Is it a coincidence that you married someone who was very involved in politics and is now Commissioner of Commerce?

I met Mike when he was working at the Capitol, so I knew right away that he was passionate about politics and that our political beliefs were compatible. On our first date, he quizzed me about my feelings regarding politics and campaigns. I remember telling him that while I was only moderately politically active myself, I had grown up with political discussions around the dinner table and fully appreciated the commitment a person makes to a life in politics. I also warned him that a life with a harpist required that he become a certified harp schlepper.

You’ve got 3 kids – Sophi, Adam, and David. Are you seeing any future musicians in the family?
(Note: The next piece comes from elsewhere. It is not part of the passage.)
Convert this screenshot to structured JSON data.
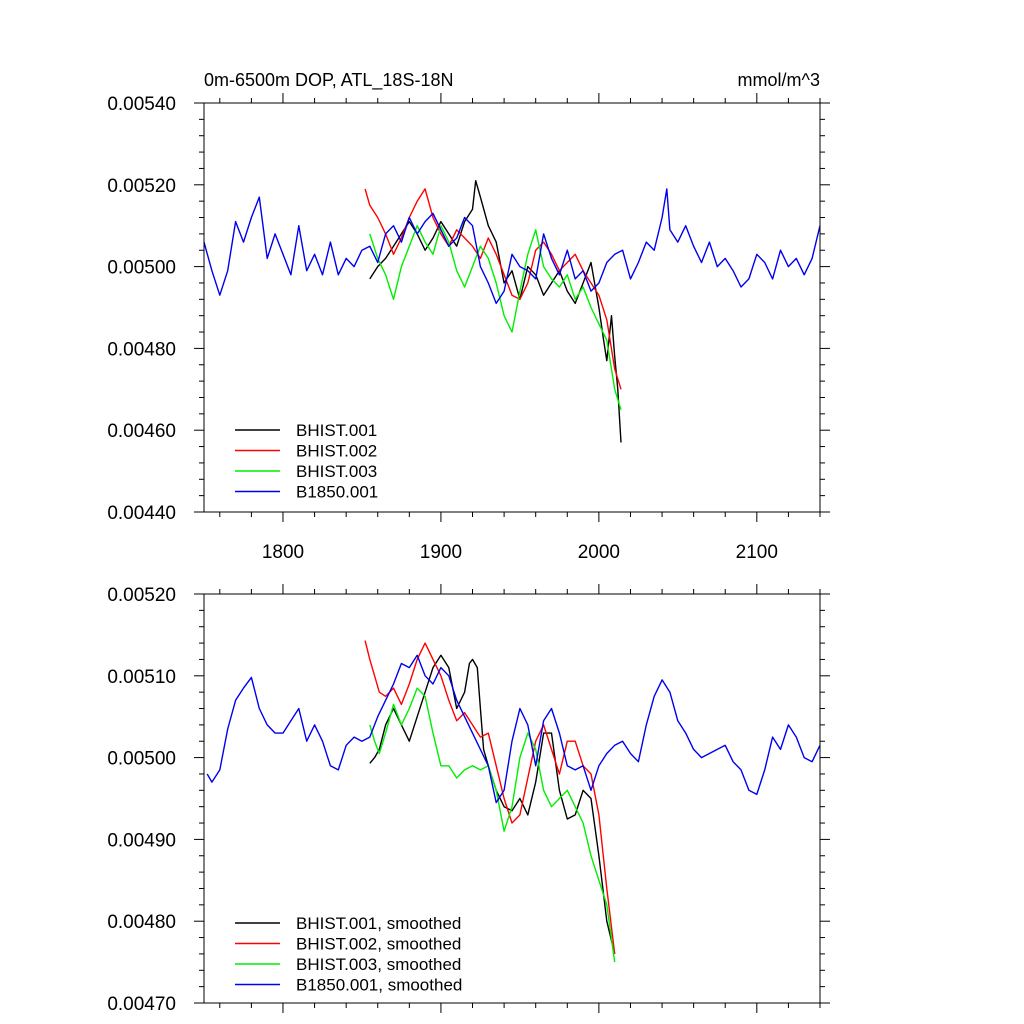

All three of our kids play multiple instruments and enjoy making music. It’s hard to predict if any of them will choose a career in music, but I do think they will all appreciate music throughout their lives and be strong supporters of the arts.

Favorite Jewish holiday?

This probably isn’t a popular choice, but my favorite Jewish holiday is Yom Kippur. I like the idea of wiping the slate clean each year, apologizing for all the things I’ve done that I wish had gone differently, and starting fresh. Plus, I don’t host break the fast at my house, so I don’t need to focus any energy on cooking and cleaning.

Favorite Jewish food?

I really love a good bowl of matzo ball soup. I have great memories of eating matzo ball soup during the holidays as a kid, in beautiful china bowls. Making it is a family event in our house, with my husband and kids all participating. Chicken soup is truly good for the soul.